China has been accumulating a lot of bullion over the past decade. It is also the largest producer of gold in the world and – along with India – one of the biggest consumers of the yellow metal. According to the World Gold Council’s data on the second quarter of 2017, China accounts for about 28.6 percent of the jewelry demand, and for about 26 percent of total bar and coin demand. And China – with its almost 1843 tons of gold – owns the fifth largest gold reserves in the world.
Is China thus a key player in the gold market? Well, not necessarily, as the WGC underestimates the overall demand for the yellow metal, adopting an erroneous model of the gold market. As we often repeat, the annual gold demand and supply reported by the WGC are only a tiny fraction of gold that is traded in a year. And the largest market places for gold in the world are London and New York – and these markets are where the price of gold is formed. So, although the share of Chinese investors operating on these markets is unknown, we believe that Western investors, or at least Western institutions, remain the key players in the gold market.

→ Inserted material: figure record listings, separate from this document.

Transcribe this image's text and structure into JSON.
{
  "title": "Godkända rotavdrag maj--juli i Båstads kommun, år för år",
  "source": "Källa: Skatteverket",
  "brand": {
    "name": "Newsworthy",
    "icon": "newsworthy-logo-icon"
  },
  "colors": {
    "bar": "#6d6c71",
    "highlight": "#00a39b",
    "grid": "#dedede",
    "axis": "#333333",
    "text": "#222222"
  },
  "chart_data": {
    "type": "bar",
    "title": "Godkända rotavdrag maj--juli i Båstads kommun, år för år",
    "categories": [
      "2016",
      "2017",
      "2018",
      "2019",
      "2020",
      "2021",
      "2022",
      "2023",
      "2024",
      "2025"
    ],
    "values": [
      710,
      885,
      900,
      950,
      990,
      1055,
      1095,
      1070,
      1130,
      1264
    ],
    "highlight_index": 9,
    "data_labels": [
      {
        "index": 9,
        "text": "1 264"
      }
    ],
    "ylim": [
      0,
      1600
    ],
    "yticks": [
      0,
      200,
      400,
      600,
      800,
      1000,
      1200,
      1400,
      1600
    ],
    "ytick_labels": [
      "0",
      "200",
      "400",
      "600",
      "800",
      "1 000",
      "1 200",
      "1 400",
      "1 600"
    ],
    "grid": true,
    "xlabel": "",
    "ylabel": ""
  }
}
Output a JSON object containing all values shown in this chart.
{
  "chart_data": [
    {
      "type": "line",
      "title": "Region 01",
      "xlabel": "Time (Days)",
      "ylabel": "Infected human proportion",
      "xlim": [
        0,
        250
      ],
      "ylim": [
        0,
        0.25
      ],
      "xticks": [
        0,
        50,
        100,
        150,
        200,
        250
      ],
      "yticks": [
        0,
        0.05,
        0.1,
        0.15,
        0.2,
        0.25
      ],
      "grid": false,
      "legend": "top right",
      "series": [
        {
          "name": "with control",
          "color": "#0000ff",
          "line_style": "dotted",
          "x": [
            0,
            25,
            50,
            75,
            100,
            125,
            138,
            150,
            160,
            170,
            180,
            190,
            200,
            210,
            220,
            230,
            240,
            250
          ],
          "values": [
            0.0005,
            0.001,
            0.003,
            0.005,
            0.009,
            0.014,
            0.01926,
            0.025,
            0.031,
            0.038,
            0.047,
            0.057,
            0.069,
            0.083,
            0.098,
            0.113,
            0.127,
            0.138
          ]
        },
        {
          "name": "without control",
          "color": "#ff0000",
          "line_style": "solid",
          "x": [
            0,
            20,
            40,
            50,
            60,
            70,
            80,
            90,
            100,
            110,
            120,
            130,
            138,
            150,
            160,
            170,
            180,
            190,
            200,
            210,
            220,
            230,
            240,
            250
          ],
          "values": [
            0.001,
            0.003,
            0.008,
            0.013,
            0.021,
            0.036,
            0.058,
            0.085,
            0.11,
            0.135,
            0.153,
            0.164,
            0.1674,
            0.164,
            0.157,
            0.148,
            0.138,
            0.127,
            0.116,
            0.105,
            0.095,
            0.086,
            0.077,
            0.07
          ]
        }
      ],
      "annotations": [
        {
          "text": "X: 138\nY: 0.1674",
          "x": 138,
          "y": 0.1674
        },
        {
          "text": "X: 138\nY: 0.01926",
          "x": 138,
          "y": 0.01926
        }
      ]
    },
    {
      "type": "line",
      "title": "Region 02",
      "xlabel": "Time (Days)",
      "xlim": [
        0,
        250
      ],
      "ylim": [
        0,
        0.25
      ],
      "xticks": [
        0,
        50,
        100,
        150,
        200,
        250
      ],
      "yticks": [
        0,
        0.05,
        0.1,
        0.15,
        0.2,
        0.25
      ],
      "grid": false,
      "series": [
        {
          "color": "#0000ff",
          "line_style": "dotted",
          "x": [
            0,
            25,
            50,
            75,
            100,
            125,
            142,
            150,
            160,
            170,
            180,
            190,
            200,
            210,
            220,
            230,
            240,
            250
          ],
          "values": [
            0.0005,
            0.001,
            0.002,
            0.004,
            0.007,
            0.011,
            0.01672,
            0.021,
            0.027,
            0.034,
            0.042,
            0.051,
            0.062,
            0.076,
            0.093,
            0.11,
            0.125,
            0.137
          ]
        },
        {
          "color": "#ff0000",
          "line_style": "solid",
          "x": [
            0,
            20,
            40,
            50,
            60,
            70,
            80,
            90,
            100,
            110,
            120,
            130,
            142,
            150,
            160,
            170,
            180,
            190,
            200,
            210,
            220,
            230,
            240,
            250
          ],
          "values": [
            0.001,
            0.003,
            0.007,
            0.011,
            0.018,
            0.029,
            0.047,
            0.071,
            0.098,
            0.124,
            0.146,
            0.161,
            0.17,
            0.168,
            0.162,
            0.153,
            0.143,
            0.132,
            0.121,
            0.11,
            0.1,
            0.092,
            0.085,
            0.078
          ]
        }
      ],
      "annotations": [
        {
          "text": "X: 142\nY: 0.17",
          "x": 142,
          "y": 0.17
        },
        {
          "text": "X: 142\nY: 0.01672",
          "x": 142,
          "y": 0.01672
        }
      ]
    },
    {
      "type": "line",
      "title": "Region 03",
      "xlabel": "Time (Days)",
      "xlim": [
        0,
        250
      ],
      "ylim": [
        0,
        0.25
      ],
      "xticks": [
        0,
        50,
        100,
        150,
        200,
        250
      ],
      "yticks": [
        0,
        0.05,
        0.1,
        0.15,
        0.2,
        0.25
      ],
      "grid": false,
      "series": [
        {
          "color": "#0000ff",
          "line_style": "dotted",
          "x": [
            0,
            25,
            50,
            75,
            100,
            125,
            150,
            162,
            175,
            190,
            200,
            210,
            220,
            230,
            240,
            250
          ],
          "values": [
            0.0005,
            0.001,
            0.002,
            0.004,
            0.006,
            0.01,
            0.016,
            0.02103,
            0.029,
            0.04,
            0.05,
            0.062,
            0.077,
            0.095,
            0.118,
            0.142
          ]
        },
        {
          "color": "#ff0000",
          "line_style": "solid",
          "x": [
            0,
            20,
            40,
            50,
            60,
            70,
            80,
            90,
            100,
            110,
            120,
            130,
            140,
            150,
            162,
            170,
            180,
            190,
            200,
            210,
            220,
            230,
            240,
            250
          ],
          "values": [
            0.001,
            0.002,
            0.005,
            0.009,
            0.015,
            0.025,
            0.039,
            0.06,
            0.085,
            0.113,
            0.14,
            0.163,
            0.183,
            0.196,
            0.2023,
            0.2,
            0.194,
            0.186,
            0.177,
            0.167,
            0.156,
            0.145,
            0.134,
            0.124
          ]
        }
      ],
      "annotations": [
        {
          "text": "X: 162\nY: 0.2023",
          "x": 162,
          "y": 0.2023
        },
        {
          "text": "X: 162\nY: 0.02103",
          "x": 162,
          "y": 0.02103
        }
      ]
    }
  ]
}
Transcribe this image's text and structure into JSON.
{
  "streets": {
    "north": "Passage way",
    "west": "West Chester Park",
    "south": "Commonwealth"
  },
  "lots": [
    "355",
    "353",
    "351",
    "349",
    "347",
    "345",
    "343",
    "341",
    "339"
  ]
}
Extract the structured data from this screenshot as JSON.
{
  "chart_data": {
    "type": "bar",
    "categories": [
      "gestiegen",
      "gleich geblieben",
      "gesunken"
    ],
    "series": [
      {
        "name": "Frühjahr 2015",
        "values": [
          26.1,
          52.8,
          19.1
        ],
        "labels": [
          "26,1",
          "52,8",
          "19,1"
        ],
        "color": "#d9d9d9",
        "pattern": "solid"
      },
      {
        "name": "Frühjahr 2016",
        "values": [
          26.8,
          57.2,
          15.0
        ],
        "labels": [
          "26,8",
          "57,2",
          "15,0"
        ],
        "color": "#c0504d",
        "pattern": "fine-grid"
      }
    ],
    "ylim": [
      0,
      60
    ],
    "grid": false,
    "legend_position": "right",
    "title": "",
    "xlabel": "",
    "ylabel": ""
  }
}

However, many analysts speculate that China’s gold reserves might be much higher than the official number, somewhere between 20,000 and 30,000 tons. It might be indeed the case, but it does not matter for the gold prices, as they are shaped not by stocks, but by flows of gold. And the central banks’ purchases, including transactions of the People’s Bank of China, are simply too small compared to the total volume of trade to support the price of gold.
But if only China reveals its true gold holdings, the gold prices would jump, wouldn’t they? Well, not necessarily. Remember July 2015, when the PBOC announced an almost 60 percent jump in its bullion reserves since 2009? The price of the yellow metal declined in response. It is hard to see why the announcement about past transactions and current holdings should impact the markets, which are forward-looking.
So maybe China plans to use its gold reserves to back the renminbi? And if the Chinese gold-backed currency is widely adopted, the price of gold will soar, won’t it? Unfortunately, this is not going to happen, at least not in the foreseeable future. Gold accounts for merely 2.4 percent of China’s foreign reserves. It is not enough to back the currency. Even if the true share is a few times larger, it will be not sufficient link from yuan to the yellow metal. Not to mention the IMF prohibits member states from fixing currencies against gold.
Meanwhile, about two-thirds of Chinese foreign-exchange reserves are held in U.S. dollars. And the country is one of the largest official holders of U.S. assets in the world, even despite the recent decline in the reserve assets. The developments in these enormous foreign exchange reserves are presented in the chart below:
Chart 1: China’s foreign reserves excluding gold from 1980 to 2017.
You do not have to be a Nobel laureate to figure out that it is not in China’s best interest to challenge the greenback. Actually, China has a long tradition of fixing the yuan against the U.S. dollar at a level supporting its exports. The chances that the Red Dragon will suddenly abandon its decades-long cheap policy and back the yuan by gold, are extremely low.
But even if this is the very plan of Chinese government, the question arises: why would other countries accept yuan, which is not freely convertible? Moreover, the PBOC, which stands behind the renminbi, accepts higher inflation and is less transparent than the Fed.
There are three determinants of international currency status: economic size, confidence in the currency, and depth of financial markets. And China has a significant problem with the third factor. According to Jeffrey Frankel from Harvard University, “it is not fully ready to open its domestic financial markets and let the currency appreciate.”This is why the yuan’s share of global central banks’ holdings of foreign reserves is about 1 percent. And only 16 percent of Chinese trade, and less than 2 percent of global payments are settled in yuan. Hence, the yuan has a long way toward challenging the U.S. dollar.
Therefore, investors should not believe in the gold perma-bull story about countless China’s gold reserves and the country’s efforts to dethrone the U.S. dollar and re-introduce the gold standard. Gold can rally in the long term, but precious metals investor should be more concerned about the real interest rates rather than China’s gold demand and some unproven narratives about yuan replacing the U.S. dollar already for the moment.